You can never have to much logs !

Some stuff in the logs are important to know quite immediately such as breakins from the firewall loggs or a server misbehaving and such things, somethings are not needed right now, but maybe a couple of days ago there was a problem and you get to hear about it from a complaining user only today, it is good to have something to go back to and find out that the user was right/wrong and if there is a problem such as a hacker attack actually be able to find out where it originated and what was targeted.

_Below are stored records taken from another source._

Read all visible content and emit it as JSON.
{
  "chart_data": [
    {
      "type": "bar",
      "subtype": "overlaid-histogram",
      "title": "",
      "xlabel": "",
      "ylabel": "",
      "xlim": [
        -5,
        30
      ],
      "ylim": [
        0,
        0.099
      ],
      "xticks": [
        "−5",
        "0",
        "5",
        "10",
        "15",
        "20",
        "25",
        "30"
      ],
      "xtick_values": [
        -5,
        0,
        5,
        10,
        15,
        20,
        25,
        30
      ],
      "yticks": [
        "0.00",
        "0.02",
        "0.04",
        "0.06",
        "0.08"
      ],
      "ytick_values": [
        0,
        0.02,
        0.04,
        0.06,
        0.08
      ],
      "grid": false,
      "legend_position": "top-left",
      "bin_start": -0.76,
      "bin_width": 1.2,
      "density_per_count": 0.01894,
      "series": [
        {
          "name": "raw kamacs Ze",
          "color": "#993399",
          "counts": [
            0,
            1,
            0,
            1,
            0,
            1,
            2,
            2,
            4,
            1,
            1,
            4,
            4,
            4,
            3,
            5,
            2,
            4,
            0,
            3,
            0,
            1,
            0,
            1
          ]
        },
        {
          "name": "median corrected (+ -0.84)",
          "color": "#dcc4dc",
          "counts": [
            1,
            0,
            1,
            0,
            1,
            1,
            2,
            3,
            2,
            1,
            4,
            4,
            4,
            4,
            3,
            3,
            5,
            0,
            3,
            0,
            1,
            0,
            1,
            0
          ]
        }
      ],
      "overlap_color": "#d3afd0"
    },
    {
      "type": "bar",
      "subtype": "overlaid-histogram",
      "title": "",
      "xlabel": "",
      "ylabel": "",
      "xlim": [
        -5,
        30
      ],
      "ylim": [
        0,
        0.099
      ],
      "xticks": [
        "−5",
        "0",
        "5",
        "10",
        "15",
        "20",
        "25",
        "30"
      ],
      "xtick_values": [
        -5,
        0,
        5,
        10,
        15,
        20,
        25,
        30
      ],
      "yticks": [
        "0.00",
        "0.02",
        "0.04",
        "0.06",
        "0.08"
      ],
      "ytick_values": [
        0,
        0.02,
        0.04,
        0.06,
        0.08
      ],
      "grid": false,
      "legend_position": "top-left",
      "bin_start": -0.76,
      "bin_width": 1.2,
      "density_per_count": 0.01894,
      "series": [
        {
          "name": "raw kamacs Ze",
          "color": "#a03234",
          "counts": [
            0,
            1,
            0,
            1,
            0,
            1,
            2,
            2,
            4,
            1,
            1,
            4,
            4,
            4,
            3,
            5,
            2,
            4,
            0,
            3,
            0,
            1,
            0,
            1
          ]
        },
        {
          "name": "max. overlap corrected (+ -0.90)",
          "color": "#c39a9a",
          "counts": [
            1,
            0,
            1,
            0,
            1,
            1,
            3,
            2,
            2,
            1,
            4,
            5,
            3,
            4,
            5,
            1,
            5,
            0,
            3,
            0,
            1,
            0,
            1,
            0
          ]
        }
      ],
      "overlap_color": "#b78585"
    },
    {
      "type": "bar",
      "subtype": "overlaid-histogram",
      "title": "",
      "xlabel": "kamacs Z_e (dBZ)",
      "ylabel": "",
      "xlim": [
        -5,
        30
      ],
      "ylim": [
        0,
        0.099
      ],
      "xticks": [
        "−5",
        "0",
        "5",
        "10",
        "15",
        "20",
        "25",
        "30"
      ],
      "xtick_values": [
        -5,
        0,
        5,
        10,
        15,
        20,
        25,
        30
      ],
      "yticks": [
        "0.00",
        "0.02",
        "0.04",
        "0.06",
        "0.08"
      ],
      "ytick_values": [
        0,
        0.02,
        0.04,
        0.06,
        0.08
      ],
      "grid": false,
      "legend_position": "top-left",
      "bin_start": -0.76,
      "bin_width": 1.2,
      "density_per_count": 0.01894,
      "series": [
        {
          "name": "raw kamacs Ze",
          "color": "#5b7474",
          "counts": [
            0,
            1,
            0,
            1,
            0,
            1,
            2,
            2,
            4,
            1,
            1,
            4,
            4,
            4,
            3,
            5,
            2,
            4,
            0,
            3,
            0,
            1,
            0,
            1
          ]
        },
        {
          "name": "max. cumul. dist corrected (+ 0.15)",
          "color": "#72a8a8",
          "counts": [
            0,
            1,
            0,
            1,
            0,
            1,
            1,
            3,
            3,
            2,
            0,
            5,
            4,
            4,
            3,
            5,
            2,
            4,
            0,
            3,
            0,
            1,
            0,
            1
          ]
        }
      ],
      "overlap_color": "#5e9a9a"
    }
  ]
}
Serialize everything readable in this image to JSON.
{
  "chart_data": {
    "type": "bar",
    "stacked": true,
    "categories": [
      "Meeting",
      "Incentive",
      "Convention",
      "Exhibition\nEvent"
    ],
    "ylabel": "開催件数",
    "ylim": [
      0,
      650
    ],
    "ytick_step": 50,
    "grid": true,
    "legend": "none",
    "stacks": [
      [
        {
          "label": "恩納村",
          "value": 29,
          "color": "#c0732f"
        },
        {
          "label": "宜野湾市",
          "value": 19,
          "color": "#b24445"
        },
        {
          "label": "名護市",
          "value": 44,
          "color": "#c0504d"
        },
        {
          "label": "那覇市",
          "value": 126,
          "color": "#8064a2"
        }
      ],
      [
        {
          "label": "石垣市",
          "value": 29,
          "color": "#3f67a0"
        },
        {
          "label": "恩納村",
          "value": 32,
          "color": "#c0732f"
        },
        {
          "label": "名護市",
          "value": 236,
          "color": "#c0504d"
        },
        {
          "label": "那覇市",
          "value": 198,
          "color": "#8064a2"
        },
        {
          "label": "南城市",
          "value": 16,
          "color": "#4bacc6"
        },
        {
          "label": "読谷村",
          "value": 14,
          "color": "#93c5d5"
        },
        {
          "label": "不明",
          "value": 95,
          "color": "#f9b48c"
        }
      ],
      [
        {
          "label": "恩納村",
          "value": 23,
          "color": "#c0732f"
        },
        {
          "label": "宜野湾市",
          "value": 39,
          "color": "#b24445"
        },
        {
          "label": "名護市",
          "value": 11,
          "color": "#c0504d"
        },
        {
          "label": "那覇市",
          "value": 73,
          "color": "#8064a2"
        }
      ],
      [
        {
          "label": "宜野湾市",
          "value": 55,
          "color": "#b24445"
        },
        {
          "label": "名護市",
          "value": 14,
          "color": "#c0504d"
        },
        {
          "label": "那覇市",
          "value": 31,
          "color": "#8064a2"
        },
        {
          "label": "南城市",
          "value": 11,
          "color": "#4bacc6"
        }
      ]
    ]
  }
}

tip 1: protect your syslog server (maybe an asa in transparent mode ?) it is a hacker prime target ! never forget that.

tip 2: a good syslogserver will be able to filter alarms to you on different levels. try kiwi syslog server, its a nice one.

tip 3: syslog compresses very well ie gzip/zip makes the syslog file become 1-10th of its original size or less.

tip 4: Grep is your friend !

SNMP? YES! manage your switches and learn the patterns and how they work You will start out looking at several errors and dropped packets and such but that is just stuff you have missed before so just start sorting things out and with a little luck you will have a quick and happy network that runs smoothly.

You know the user that comes in complaining that the internet is slow or server x is slow and so on.

isnt it great to slap him over the face with the graphs telling him at that time he supposedly had the problem his computer was not on and the network had a average response time of 0.7ms topping 1.2ms and that server x had an average network load of 4 Mbit transmit and 2Mb recieve ?

Hmm I wounder if this could be the reason we dont hear "oh that has to be a network problem" anymore from the guys who used it as a favorite explanation on why their software didnt work.

Hall of Fame Super Gold

Re: Best practices for SNMP and Syslog

I used to work for EDS and when I had a stint (aka punishment) at the NOC, I was assigned to trawl through the syslogs daily every morning. Someone is always responsible for this task and that sorry bugger have better come up with a very good explanation if something is playing up and wasn't picked up in the morning trawl of the syslog.